SPRINGFIELD, Va. — Months of afterschool running and training came down to this moment.
Lacing up running shoes and calming butterflies in their stomachs, the roughly 20 participants in the Girls on the Run program at Crestwood Elementary School in Springfield were getting set to run in the big GOTR 5K race at the Taste of Arlington, where 2,000 participants were gathered.
They made it early to the school, and waited for the Fairfax County school bus to transport them to the big event. There, they would show they could set a goal and cross the finish line.
But there was a stumbling block. The bus, slated to take the girls to the starting line before 10 a.m., was late. At one point, parents wondered what was going on.
There were anxious phone calls, and soon it became clear: the bus was a no-show.
“I was sad and disappointed that we couldn’t run in the actual race,” says Bebe Dunlap, 10.
As a compromise, the parents and girls decided to run the race right there at Crestwood; the idea, the parents reasoned, is to teach girls to be confident and self-reliant.
One parent raced to a store to pick up crepe-paper to serve as a finish line. Others laid out the 5K course and deployed water stations, just like the kind at the 5K in Arlington.
“This is a really great community of teachers and parents,” says parent Barbara Herod. “When they finished, the parents were here to greet them.

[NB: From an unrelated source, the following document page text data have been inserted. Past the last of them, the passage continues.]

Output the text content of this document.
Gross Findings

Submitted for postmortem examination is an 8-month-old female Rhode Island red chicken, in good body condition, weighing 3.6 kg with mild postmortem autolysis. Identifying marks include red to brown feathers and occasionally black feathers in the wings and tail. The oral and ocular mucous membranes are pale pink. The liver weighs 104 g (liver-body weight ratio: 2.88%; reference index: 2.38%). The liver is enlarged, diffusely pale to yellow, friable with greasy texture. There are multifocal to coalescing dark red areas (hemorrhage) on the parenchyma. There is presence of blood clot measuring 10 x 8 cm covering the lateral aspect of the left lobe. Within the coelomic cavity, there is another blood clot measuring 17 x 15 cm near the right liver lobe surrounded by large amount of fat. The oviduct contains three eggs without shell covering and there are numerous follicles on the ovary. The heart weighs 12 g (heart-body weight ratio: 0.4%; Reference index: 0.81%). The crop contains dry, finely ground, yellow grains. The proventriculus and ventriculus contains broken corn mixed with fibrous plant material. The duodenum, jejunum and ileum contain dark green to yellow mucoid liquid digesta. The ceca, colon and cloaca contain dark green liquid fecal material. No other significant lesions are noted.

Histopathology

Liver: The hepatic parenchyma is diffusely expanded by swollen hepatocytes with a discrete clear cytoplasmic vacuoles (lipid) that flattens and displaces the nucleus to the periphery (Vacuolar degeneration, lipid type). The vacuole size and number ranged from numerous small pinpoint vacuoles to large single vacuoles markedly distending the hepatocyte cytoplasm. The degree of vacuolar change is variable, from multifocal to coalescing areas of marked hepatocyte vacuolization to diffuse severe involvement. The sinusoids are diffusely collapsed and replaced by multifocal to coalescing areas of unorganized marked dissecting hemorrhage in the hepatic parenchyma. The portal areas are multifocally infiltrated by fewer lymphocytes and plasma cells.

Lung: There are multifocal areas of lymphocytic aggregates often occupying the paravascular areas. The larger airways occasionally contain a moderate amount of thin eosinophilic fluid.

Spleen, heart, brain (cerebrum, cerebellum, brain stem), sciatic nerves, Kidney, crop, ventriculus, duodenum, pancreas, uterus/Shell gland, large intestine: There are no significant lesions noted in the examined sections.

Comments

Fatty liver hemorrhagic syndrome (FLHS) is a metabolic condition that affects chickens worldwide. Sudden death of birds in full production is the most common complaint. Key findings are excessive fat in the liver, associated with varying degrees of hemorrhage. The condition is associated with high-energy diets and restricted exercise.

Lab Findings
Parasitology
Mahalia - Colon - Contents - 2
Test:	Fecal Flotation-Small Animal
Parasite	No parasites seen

It was just really awesome how the community came together.”
Creighton Dunlap, 11, looked at the bright side. “I was actually kind of happy because my buddy runner Miss Crummet told me there was no shade there” on the route in Arlington.
“I’m just happy that I ran that far!” Dunlap says of the Crestwood route.
Creighton and Bebe’s mother, Katy Dunlap, was dissappointed that the bus didn’t show, but “the more important thing was for them to have the chance to do the race this morning after they’d been training for a couple of months.”